Plateadas y azules, azules y plateadas.

Hay hojas de papel revoloteando bajo las hileras de catres y el corazón de Werner se acelera. Ve a frau Elena arrodillada frente a la estufa de carbón, avivando el fuego, a los niños en sus camas, a Jutta de bebé durmiendo en su cuna. Su padre enciende una lámpara, entra en el ascensor y desaparece.

La voz de Volkheimer: Podrías ser lo que quisieras…

El cuerpo de Werner parece haber perdido todo su peso bajo la sábana y, más allá de las ondulantes puertas de la tienda, los árboles bailan y las nubes continúan su cargada marcha. Saca de la cama primero una pierna y luego la otra.

—Ernst —dice el hombre que está a su lado—. Ernst.

Pero no hay ningún Ernst; los hombres en los catres no contestan; el soldado norteamericano que está en la puerta duerme. Werner pasa junto a él y sale a la hierba.

El viento se cuela por debajo de su camiseta. Es una cometa, un globo.

En cierta ocasión él y Jutta construyeron un pequeño bote con palos de madera y lo llevaron hasta el río. Jutta lo pintó con colores violetas y verdes y lo puso sobre el agua con gran ceremonia, pero el bote se hundió en cuanto lo apoyó sobre la corriente. Bajó flotando, fuera de su alcance, al tiempo que era engullido por el agua plana y oscura. Jutta miró a Werner con los ojos húmedos y estirándose el borde del roído jersey.

—Está bien —le dijo él—, las cosas casi nunca funcionan a la primera. Haremos otro. Uno mejor.

¿Lo hicieron? Espera que sí. Cree recordar un pequeño bote (uno más digno del mar) flotando río abajo. Navegó hasta una curva y les dejo atrás, ¿no fue así?

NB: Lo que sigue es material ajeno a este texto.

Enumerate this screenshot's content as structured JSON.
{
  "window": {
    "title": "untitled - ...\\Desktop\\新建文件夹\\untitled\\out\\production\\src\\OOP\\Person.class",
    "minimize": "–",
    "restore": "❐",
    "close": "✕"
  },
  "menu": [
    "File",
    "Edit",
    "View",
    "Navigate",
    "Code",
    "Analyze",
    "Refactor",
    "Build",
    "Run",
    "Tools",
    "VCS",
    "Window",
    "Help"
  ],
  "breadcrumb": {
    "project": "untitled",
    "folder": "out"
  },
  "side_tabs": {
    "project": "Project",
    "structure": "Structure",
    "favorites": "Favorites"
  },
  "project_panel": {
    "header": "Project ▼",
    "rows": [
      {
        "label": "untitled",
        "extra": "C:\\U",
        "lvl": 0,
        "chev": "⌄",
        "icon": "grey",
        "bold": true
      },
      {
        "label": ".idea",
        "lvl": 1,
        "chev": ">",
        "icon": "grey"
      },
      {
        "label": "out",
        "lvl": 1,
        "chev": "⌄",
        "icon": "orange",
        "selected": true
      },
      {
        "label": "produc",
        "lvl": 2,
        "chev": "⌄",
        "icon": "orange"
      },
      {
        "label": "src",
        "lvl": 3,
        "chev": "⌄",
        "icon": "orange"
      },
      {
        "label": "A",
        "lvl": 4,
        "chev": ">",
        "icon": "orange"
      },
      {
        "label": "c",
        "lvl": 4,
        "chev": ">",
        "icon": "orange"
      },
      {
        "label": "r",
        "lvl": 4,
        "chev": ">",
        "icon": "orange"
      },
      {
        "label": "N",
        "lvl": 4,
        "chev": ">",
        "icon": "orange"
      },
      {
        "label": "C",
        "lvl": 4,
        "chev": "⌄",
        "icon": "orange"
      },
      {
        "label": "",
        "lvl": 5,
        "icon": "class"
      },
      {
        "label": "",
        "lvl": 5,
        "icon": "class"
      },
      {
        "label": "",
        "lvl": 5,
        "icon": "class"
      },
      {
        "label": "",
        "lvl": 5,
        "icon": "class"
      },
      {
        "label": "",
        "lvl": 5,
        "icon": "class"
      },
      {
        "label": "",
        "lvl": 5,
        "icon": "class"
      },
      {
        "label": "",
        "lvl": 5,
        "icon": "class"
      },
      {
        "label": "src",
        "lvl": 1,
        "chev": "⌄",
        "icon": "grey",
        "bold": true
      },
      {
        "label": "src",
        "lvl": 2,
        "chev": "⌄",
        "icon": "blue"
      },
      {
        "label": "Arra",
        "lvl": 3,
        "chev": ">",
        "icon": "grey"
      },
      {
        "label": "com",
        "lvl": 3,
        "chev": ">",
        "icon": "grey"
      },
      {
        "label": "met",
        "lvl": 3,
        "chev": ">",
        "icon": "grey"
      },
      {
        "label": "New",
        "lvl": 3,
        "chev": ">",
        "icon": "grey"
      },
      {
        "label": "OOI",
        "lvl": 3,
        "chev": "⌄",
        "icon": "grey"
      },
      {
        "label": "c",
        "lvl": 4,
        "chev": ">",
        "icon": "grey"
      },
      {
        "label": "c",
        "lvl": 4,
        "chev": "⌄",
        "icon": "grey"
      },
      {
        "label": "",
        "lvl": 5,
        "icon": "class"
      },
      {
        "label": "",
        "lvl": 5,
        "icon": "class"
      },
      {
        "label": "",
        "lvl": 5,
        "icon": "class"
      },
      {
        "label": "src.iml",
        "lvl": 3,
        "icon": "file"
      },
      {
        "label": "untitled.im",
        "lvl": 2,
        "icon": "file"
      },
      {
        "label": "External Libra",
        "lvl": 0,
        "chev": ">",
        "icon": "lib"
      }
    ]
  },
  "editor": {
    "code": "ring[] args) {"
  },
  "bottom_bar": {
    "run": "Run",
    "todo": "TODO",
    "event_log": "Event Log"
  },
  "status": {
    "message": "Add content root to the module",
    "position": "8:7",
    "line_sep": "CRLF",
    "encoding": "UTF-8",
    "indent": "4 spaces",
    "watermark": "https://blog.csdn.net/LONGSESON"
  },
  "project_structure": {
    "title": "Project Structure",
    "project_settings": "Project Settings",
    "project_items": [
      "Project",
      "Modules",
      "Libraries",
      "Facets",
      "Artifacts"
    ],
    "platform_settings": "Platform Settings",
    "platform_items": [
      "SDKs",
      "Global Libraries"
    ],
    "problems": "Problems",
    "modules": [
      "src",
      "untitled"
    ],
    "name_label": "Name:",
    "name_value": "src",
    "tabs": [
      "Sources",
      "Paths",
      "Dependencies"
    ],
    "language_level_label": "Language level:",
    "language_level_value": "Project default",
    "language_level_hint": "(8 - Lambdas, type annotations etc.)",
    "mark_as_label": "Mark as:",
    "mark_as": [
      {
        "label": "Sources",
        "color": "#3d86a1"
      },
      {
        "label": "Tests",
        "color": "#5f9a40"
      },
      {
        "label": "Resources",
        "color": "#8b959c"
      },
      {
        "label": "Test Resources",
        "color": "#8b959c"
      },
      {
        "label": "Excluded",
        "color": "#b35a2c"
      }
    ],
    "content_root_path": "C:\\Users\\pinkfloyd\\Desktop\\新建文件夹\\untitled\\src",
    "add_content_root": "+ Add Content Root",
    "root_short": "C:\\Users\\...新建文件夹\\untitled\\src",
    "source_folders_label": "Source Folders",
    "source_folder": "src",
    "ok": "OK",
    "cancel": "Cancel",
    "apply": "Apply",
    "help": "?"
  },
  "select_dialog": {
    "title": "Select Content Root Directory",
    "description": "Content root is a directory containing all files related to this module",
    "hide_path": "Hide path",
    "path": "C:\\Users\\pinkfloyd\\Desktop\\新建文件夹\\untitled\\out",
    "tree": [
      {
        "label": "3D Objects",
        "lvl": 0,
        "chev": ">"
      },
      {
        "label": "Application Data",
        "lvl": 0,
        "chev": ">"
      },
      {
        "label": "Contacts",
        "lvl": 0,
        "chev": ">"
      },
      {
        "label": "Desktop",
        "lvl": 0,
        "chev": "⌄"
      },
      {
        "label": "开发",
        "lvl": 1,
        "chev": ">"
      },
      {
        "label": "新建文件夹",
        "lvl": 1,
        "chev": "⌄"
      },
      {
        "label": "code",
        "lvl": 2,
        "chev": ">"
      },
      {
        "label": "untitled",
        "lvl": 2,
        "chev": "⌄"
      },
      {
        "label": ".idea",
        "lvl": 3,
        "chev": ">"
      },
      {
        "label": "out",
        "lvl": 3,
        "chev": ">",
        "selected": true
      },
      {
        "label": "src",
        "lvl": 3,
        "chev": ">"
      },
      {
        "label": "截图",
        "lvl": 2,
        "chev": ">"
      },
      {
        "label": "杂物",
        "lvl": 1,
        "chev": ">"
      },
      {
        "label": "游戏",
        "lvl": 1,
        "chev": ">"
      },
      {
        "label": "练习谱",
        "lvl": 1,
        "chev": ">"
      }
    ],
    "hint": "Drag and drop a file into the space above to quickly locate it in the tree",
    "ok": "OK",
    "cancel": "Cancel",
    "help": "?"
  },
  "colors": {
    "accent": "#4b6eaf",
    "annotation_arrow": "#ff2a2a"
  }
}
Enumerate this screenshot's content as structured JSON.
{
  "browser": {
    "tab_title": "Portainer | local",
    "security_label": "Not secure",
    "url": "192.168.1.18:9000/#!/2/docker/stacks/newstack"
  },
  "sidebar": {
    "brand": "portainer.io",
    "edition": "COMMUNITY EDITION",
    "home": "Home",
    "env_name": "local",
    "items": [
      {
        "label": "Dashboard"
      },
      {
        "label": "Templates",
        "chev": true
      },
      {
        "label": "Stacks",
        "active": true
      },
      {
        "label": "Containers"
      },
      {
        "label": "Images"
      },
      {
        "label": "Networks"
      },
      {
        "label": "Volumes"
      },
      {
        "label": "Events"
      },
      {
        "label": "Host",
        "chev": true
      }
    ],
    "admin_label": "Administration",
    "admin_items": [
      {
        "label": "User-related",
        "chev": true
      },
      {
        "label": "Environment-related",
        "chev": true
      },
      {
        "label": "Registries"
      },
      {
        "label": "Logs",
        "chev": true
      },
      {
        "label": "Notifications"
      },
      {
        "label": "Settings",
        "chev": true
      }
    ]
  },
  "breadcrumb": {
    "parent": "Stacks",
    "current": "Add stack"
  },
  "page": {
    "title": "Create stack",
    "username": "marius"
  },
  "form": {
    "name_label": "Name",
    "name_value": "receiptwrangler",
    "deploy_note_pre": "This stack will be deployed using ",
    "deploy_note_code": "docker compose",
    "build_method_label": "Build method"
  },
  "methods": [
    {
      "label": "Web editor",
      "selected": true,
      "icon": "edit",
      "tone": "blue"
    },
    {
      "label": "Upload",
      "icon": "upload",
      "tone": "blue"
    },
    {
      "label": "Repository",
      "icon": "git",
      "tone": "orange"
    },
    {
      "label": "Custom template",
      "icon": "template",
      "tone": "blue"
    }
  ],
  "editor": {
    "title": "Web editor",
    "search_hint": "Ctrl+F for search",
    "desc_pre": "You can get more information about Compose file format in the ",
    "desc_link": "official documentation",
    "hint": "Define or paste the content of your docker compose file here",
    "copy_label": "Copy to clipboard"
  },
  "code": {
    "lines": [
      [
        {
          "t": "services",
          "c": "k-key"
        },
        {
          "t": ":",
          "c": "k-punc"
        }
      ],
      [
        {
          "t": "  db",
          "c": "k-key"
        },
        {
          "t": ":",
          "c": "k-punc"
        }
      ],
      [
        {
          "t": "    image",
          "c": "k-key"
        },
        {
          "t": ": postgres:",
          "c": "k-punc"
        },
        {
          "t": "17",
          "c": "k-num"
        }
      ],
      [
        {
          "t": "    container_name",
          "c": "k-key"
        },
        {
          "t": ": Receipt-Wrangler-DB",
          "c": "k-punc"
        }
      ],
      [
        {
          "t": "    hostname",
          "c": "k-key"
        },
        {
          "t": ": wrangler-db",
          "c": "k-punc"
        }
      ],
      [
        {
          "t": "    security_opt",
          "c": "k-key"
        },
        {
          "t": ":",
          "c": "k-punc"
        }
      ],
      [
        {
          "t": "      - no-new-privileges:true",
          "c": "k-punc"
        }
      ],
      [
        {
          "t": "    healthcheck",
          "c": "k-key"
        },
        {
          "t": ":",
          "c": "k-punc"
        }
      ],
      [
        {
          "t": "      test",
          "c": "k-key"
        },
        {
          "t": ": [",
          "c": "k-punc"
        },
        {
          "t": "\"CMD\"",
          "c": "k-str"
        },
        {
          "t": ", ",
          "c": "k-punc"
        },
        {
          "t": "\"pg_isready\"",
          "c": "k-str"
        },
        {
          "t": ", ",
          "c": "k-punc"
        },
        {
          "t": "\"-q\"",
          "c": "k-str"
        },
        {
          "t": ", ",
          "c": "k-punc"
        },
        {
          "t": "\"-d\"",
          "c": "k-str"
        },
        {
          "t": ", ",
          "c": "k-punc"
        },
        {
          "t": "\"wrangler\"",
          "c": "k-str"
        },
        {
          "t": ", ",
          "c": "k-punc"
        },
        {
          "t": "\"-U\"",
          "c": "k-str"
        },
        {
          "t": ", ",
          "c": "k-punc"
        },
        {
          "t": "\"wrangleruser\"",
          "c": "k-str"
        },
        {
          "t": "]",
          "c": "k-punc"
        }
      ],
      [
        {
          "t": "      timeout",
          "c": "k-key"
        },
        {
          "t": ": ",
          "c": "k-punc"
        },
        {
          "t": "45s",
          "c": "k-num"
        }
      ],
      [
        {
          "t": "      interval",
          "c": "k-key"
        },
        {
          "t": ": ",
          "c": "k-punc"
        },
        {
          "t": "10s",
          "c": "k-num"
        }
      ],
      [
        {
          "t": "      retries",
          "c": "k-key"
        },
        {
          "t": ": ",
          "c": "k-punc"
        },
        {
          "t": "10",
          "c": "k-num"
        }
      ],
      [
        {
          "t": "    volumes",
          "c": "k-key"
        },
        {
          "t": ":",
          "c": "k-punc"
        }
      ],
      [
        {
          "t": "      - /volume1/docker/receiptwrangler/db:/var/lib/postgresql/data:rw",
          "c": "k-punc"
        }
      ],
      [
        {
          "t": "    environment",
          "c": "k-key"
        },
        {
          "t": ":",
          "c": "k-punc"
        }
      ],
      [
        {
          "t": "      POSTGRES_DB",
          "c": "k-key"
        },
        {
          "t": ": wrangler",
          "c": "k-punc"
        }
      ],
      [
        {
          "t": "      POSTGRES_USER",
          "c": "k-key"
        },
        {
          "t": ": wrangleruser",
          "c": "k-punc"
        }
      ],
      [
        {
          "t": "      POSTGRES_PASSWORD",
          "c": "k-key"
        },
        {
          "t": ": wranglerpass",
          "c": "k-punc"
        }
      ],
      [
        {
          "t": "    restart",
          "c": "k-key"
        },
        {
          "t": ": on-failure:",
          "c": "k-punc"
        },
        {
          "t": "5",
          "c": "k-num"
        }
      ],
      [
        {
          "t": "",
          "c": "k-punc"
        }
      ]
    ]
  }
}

La luz de la luna brilla y se hincha, nubes deshechas atraviesan los árboles. Por todas partes flotan hojas. Pero la luz de la luna se mantiene incólume a pesar del viento, atravesando las nubes, el aire, en rayos que a Werner le parecen imposibles, tan lentos son, tan imperturbables. Se sumergen en la mullida hierba.

¿Por qué el viento no mueve también la luz?

Al otro lado del campo un norteamericano contempla a un chico que sale de una tienda y camina hacia los árboles. Se incorpora. Alza una mano.

—Detente —dice.

—Alto —dice.

Pero Werner ya ha cruzado el límite del campo: pisa una mina puesta allí por su propio ejército hace tres meses y desaparece en medio de una polvareda de tierra.